Es a través de pequeños hitos y de un momento particular de unir los cabos que uno pasa de no creer a creer, de detractor a defensor y de indiferente a intransigente. El sentimiento común del converso es haberse engañado durante demasiado tiempo, el cual crea la sensación apremiante de que no hay tiempo que perder.
En mi caso, me engañé pensando que era fluido y transitorio lo que descubrí ser eterno e inmutable, como si la verdad, en lugar de limitarse a un predicado, se transformase en sujeto. No recuerdo haber deseado creerlo antes de descubrirlo. Al contrario, contemplaba esa posibilidad como un absurdo insultante, un producto de la imbecilidad y el conformismo intelectual. No la desafié abiertamente, sino que me limité a ignorarla mientras en el fuero interno surgían tensiones que por entonces no podía resolver.
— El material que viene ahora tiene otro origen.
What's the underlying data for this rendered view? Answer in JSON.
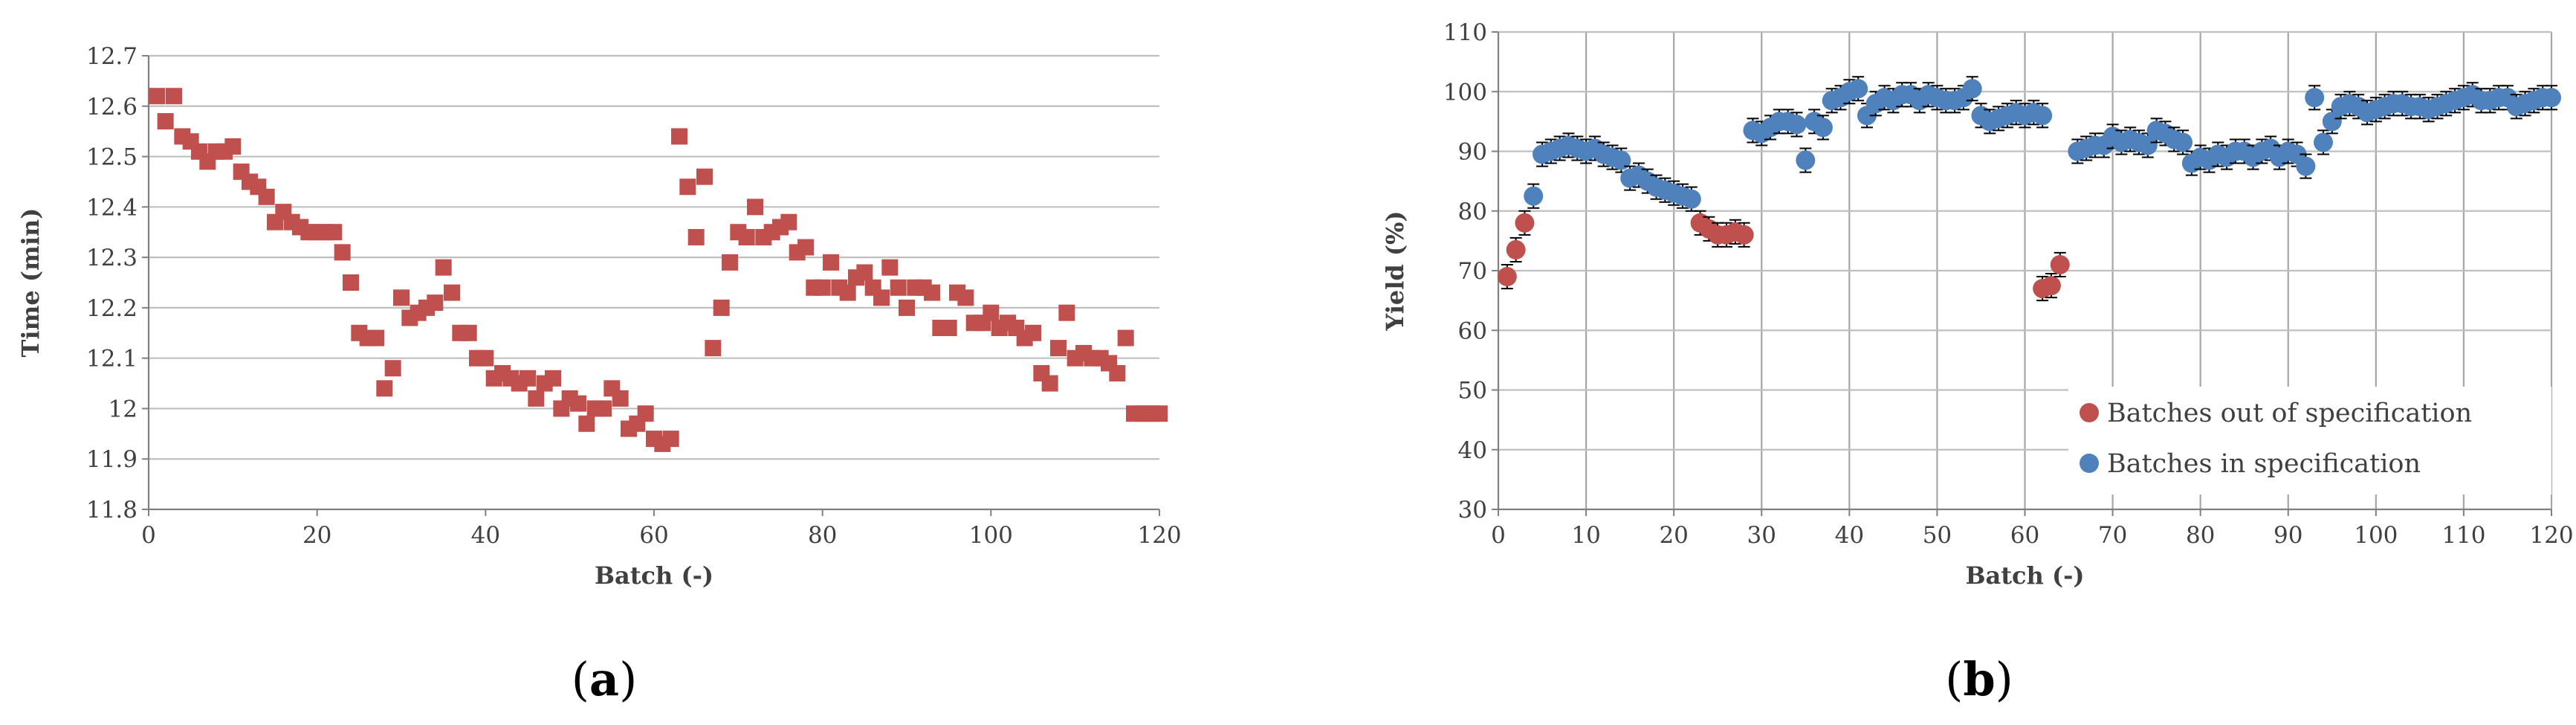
{
  "chart_data": [
    {
      "type": "scatter",
      "panel_label": "(a)",
      "xlabel": "Batch (-)",
      "ylabel": "Time (min)",
      "xlim": [
        0,
        120
      ],
      "ylim": [
        11.8,
        12.7
      ],
      "xticks": [
        0,
        20,
        40,
        60,
        80,
        100,
        120
      ],
      "xtick_labels": [
        "0",
        "20",
        "40",
        "60",
        "80",
        "100",
        "120"
      ],
      "yticks": [
        11.8,
        11.9,
        12.0,
        12.1,
        12.2,
        12.3,
        12.4,
        12.5,
        12.6,
        12.7
      ],
      "ytick_labels": [
        "11.8",
        "11.9",
        "12",
        "12.1",
        "12.2",
        "12.3",
        "12.4",
        "12.5",
        "12.6",
        "12.7"
      ],
      "grid": true,
      "legend": "none",
      "color": "#c0504d",
      "marker": "square",
      "error": 0.01,
      "series": [
        {
          "x": [
            1,
            2,
            3,
            4,
            5,
            6,
            7,
            8,
            9,
            10,
            11,
            12,
            13,
            14,
            15,
            16,
            17,
            18,
            19,
            20,
            21,
            22,
            23,
            24,
            25,
            26,
            27,
            28,
            29,
            30,
            31,
            32,
            33,
            34,
            35,
            36,
            37,
            38,
            39,
            40,
            41,
            42,
            43,
            44,
            45,
            46,
            47,
            48,
            49,
            50,
            51,
            52,
            53,
            54,
            55,
            56,
            57,
            58,
            59,
            60,
            61,
            62,
            63,
            64,
            65,
            66,
            67,
            68,
            69,
            70,
            71,
            72,
            73,
            74,
            75,
            76,
            77,
            78,
            79,
            80,
            81,
            82,
            83,
            84,
            85,
            86,
            87,
            88,
            89,
            90,
            91,
            92,
            93,
            94,
            95,
            96,
            97,
            98,
            99,
            100,
            101,
            102,
            103,
            104,
            105,
            106,
            107,
            108,
            109,
            110,
            111,
            112,
            113,
            114,
            115,
            116,
            117,
            118,
            119,
            120
          ],
          "y": [
            12.62,
            12.57,
            12.62,
            12.54,
            12.53,
            12.51,
            12.49,
            12.51,
            12.51,
            12.52,
            12.47,
            12.45,
            12.44,
            12.42,
            12.37,
            12.39,
            12.37,
            12.36,
            12.35,
            12.35,
            12.35,
            12.35,
            12.31,
            12.25,
            12.15,
            12.14,
            12.14,
            12.04,
            12.08,
            12.22,
            12.18,
            12.19,
            12.2,
            12.21,
            12.28,
            12.23,
            12.15,
            12.15,
            12.1,
            12.1,
            12.06,
            12.07,
            12.06,
            12.05,
            12.06,
            12.02,
            12.05,
            12.06,
            12.0,
            12.02,
            12.01,
            11.97,
            12.0,
            12.0,
            12.04,
            12.02,
            11.96,
            11.97,
            11.99,
            11.94,
            11.93,
            11.94,
            12.54,
            12.44,
            12.34,
            12.46,
            12.12,
            12.2,
            12.29,
            12.35,
            12.34,
            12.4,
            12.34,
            12.35,
            12.36,
            12.37,
            12.31,
            12.32,
            12.24,
            12.24,
            12.29,
            12.24,
            12.23,
            12.26,
            12.27,
            12.24,
            12.22,
            12.28,
            12.24,
            12.2,
            12.24,
            12.24,
            12.23,
            12.16,
            12.16,
            12.23,
            12.22,
            12.17,
            12.17,
            12.19,
            12.16,
            12.17,
            12.16,
            12.14,
            12.15,
            12.07,
            12.05,
            12.12,
            12.19,
            12.1,
            12.11,
            12.1,
            12.1,
            12.09,
            12.07,
            12.14,
            11.99,
            11.99,
            11.99,
            11.99
          ]
        }
      ]
    },
    {
      "type": "scatter",
      "panel_label": "(b)",
      "xlabel": "Batch (-)",
      "ylabel": "Yield (%)",
      "xlim": [
        0,
        120
      ],
      "ylim": [
        30,
        110
      ],
      "xticks": [
        0,
        10,
        20,
        30,
        40,
        50,
        60,
        70,
        80,
        90,
        100,
        110,
        120
      ],
      "xtick_labels": [
        "0",
        "10",
        "20",
        "30",
        "40",
        "50",
        "60",
        "70",
        "80",
        "90",
        "100",
        "110",
        "120"
      ],
      "yticks": [
        30,
        40,
        50,
        60,
        70,
        80,
        90,
        100,
        110
      ],
      "ytick_labels": [
        "30",
        "40",
        "50",
        "60",
        "70",
        "80",
        "90",
        "100",
        "110"
      ],
      "grid": true,
      "legend": "bottom-right",
      "marker": "circle",
      "error": 2,
      "series": [
        {
          "name": "Batches out of specification",
          "color": "#c0504d",
          "x": [
            1,
            2,
            3,
            23,
            24,
            25,
            26,
            27,
            28,
            62,
            63,
            64
          ],
          "y": [
            69,
            73.5,
            78,
            78,
            77,
            76,
            76,
            76.5,
            76,
            67,
            67.5,
            71
          ]
        },
        {
          "name": "Batches in specification",
          "color": "#4f81bd",
          "x": [
            4,
            5,
            6,
            7,
            8,
            9,
            10,
            11,
            12,
            13,
            14,
            15,
            16,
            17,
            18,
            19,
            20,
            21,
            22,
            29,
            30,
            31,
            32,
            33,
            34,
            35,
            36,
            37,
            38,
            39,
            40,
            41,
            42,
            43,
            44,
            45,
            46,
            47,
            48,
            49,
            50,
            51,
            52,
            53,
            54,
            55,
            56,
            57,
            58,
            59,
            60,
            61,
            62,
            66,
            67,
            68,
            69,
            70,
            71,
            72,
            73,
            74,
            75,
            76,
            77,
            78,
            79,
            80,
            81,
            82,
            83,
            84,
            85,
            86,
            87,
            88,
            89,
            90,
            91,
            92,
            93,
            94,
            95,
            96,
            97,
            98,
            99,
            100,
            101,
            102,
            103,
            104,
            105,
            106,
            107,
            108,
            109,
            110,
            111,
            112,
            113,
            114,
            115,
            116,
            117,
            118,
            119,
            120
          ],
          "y": [
            82.5,
            89.5,
            90,
            90.5,
            91,
            90.5,
            90,
            90.5,
            89.5,
            89,
            88.5,
            85.5,
            86,
            85,
            84,
            83.5,
            83,
            82.5,
            82,
            93.5,
            93,
            94,
            95,
            95,
            94.5,
            88.5,
            95,
            94,
            98.5,
            99,
            100,
            100.5,
            96,
            98,
            99,
            98.5,
            99.5,
            99.5,
            98.5,
            99.5,
            99,
            98.5,
            98.5,
            99,
            100.5,
            96,
            95,
            95.5,
            96,
            96.5,
            96,
            96.5,
            96,
            90,
            90.5,
            91,
            91,
            92.5,
            91.5,
            92,
            91.5,
            91,
            93.5,
            93,
            92,
            91.5,
            88,
            89,
            88.5,
            89.5,
            89,
            90,
            90,
            89,
            90,
            90.5,
            89,
            90,
            89.5,
            87.5,
            99,
            91.5,
            95,
            97.5,
            98,
            97.5,
            96.5,
            97,
            97.5,
            98,
            98,
            97.5,
            97.5,
            97,
            97.5,
            98,
            98.5,
            99,
            99.5,
            98.5,
            98.5,
            99,
            99,
            97.5,
            98,
            98.5,
            99,
            99
          ]
        }
      ]
    }
  ]
}
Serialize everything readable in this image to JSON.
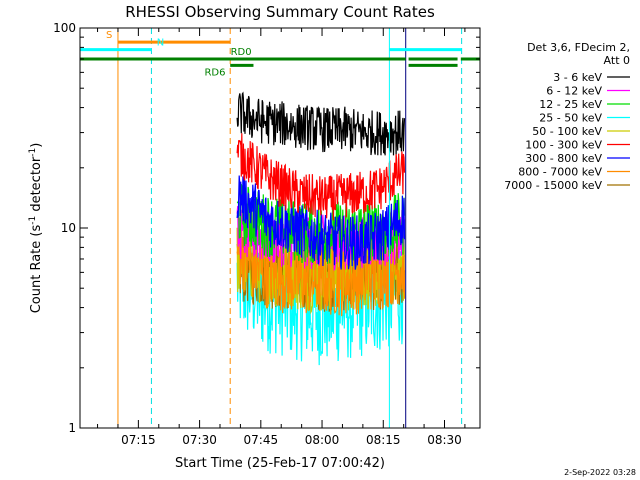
{
  "chart_data": {
    "type": "line",
    "title": "RHESSI Observing Summary Count Rates",
    "xlabel": "Start Time (25-Feb-17 07:00:42)",
    "ylabel_main": "Count Rate (s",
    "ylabel_sup1": "-1",
    "ylabel_mid": " detector",
    "ylabel_sup2": "-1",
    "ylabel_end": ")",
    "yscale": "log",
    "ylim": [
      1,
      100
    ],
    "xlim_minutes": [
      0,
      98
    ],
    "y_ticks": [
      {
        "value": 100,
        "label": "100"
      },
      {
        "value": 10,
        "label": "10"
      },
      {
        "value": 1,
        "label": "1"
      }
    ],
    "x_ticks": [
      {
        "minute": 14.3,
        "label": "07:15"
      },
      {
        "minute": 29.3,
        "label": "07:30"
      },
      {
        "minute": 44.3,
        "label": "07:45"
      },
      {
        "minute": 59.3,
        "label": "08:00"
      },
      {
        "minute": 74.3,
        "label": "08:15"
      },
      {
        "minute": 89.3,
        "label": "08:30"
      }
    ],
    "legend": {
      "header": [
        "Det 3,6, FDecim 2,",
        "Att 0"
      ],
      "position": "top-right",
      "entries": [
        {
          "label": "3 - 6 keV",
          "color": "#000000"
        },
        {
          "label": "6 - 12 keV",
          "color": "#ff00ff"
        },
        {
          "label": "12 - 25 keV",
          "color": "#00dd00"
        },
        {
          "label": "25 - 50 keV",
          "color": "#00ffff"
        },
        {
          "label": "50 - 100 keV",
          "color": "#cccc00"
        },
        {
          "label": "100 - 300 keV",
          "color": "#ff0000"
        },
        {
          "label": "300 - 800 keV",
          "color": "#0000ff"
        },
        {
          "label": "800 - 7000 keV",
          "color": "#ff8c00"
        },
        {
          "label": "7000 - 15000 keV",
          "color": "#a07000"
        }
      ]
    },
    "data_window_minutes": [
      38.5,
      79.5
    ],
    "series": [
      {
        "name": "3 - 6 keV",
        "color": "#000000",
        "x": [
          38.5,
          41,
          45,
          50,
          55,
          60,
          65,
          70,
          75,
          79.5
        ],
        "y": [
          38,
          36,
          34,
          33,
          32,
          31,
          31,
          30,
          30,
          30
        ],
        "jitter": 0.05
      },
      {
        "name": "6 - 12 keV",
        "color": "#ff00ff",
        "x": [
          38.5,
          45,
          55,
          65,
          79.5
        ],
        "y": [
          9.5,
          9,
          8.5,
          8.5,
          9
        ],
        "jitter": 0.06
      },
      {
        "name": "12 - 25 keV",
        "color": "#00dd00",
        "x": [
          38.5,
          45,
          55,
          65,
          75,
          79.5
        ],
        "y": [
          12,
          10.5,
          9.5,
          9.5,
          10,
          10.5
        ],
        "jitter": 0.07
      },
      {
        "name": "25 - 50 keV",
        "color": "#00ffff",
        "x": [
          38.5,
          45,
          55,
          60,
          65,
          75,
          79.5
        ],
        "y": [
          5.5,
          4.5,
          4,
          3.8,
          4,
          4.5,
          5
        ],
        "jitter": 0.12
      },
      {
        "name": "50 - 100 keV",
        "color": "#cccc00",
        "x": [
          38.5,
          45,
          55,
          65,
          75,
          79.5
        ],
        "y": [
          7,
          6.2,
          5.8,
          5.8,
          6,
          6.3
        ],
        "jitter": 0.08
      },
      {
        "name": "100 - 300 keV",
        "color": "#ff0000",
        "x": [
          38.5,
          42,
          46,
          50,
          55,
          60,
          65,
          70,
          74,
          77,
          79.5
        ],
        "y": [
          24,
          21,
          18,
          16,
          14.5,
          14,
          14.5,
          15,
          16,
          18,
          19
        ],
        "jitter": 0.05
      },
      {
        "name": "300 - 800 keV",
        "color": "#0000ff",
        "x": [
          38.5,
          42,
          46,
          52,
          58,
          64,
          70,
          75,
          79.5
        ],
        "y": [
          15,
          13,
          11,
          10,
          9,
          8.5,
          8.5,
          9.5,
          11.5
        ],
        "jitter": 0.06
      },
      {
        "name": "800 - 7000 keV",
        "color": "#ff8c00",
        "x": [
          38.5,
          42,
          48,
          55,
          65,
          75,
          79.5
        ],
        "y": [
          8,
          6.5,
          5.8,
          5.5,
          5.5,
          6,
          6.5
        ],
        "jitter": 0.08
      },
      {
        "name": "7000 - 15000 keV",
        "color": "#a07000",
        "x": [
          38.5,
          45,
          55,
          65,
          79.5
        ],
        "y": [
          6.5,
          6,
          5.8,
          5.8,
          6
        ],
        "jitter": 0.08
      }
    ],
    "vertical_markers": [
      {
        "minute": 9.3,
        "color": "#ff8c00",
        "style": "solid"
      },
      {
        "minute": 17.5,
        "color": "#00e0e0",
        "style": "dashed"
      },
      {
        "minute": 36.8,
        "color": "#ff8c00",
        "style": "dashed"
      },
      {
        "minute": 75.8,
        "color": "#00ffff",
        "style": "solid"
      },
      {
        "minute": 79.8,
        "color": "#000080",
        "style": "solid"
      },
      {
        "minute": 93.5,
        "color": "#00e0e0",
        "style": "dashed"
      }
    ],
    "flag_bars": [
      {
        "label": "S",
        "color": "#ff8c00",
        "segments": [
          [
            9.3,
            36.8
          ]
        ],
        "y": 85
      },
      {
        "label": "N",
        "color": "#00ffff",
        "segments": [
          [
            0,
            17.5
          ],
          [
            75.8,
            93.5
          ]
        ],
        "y": 78
      },
      {
        "label": "RD0",
        "color": "#008000",
        "segments": [
          [
            0,
            79.8
          ],
          [
            80.5,
            92.5
          ],
          [
            93.3,
            98
          ]
        ],
        "y": 70
      },
      {
        "label": "RD6",
        "color": "#008000",
        "segments": [
          [
            36.8,
            42.5
          ],
          [
            80.5,
            92.5
          ]
        ],
        "y": 65
      }
    ],
    "footer_date": "2-Sep-2022 03:28"
  }
}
Mi ateísmo o mi escepticismo sin rumbo eran fruto de una escasa meditación y de una especie de soberanía moral a la que no iba a renunciar de buen grado sin razones de mucho peso.
Las razones objetivas (del espíritu geométrico, diría Pascal) fueron, por abreviar, mi cansancio de la asistematicidad de Nietzsche, el hallazgo de Leibniz como antídoto de Spinoza, la lectura de algunos Padres de la Iglesia y el contagio de su fervor en el mismo momento en que se desmoronaban mis prejuicios irracionalistas y anticristianos. Por esas fechas empecé a esbozar argumentos a favor de la existencia de Dios, no sin muchos quebraderos de cabeza que me dejaban extenuado sobre la cama.
Las razones personales fueron mi insociabilidad, mi rigidez, mi odio del siglo, mi sentimentalismo retrógrado y el asco que me producían (y me producen) las modas, las medias verdades y las turbas adocenadas. Luego, con Novalis, la convicción de que el ateísmo es una ideología amorfa incapaz de engendrar nada grande o perdurable, que deja al hombre sin defensas y sin esperanzas frente al mal.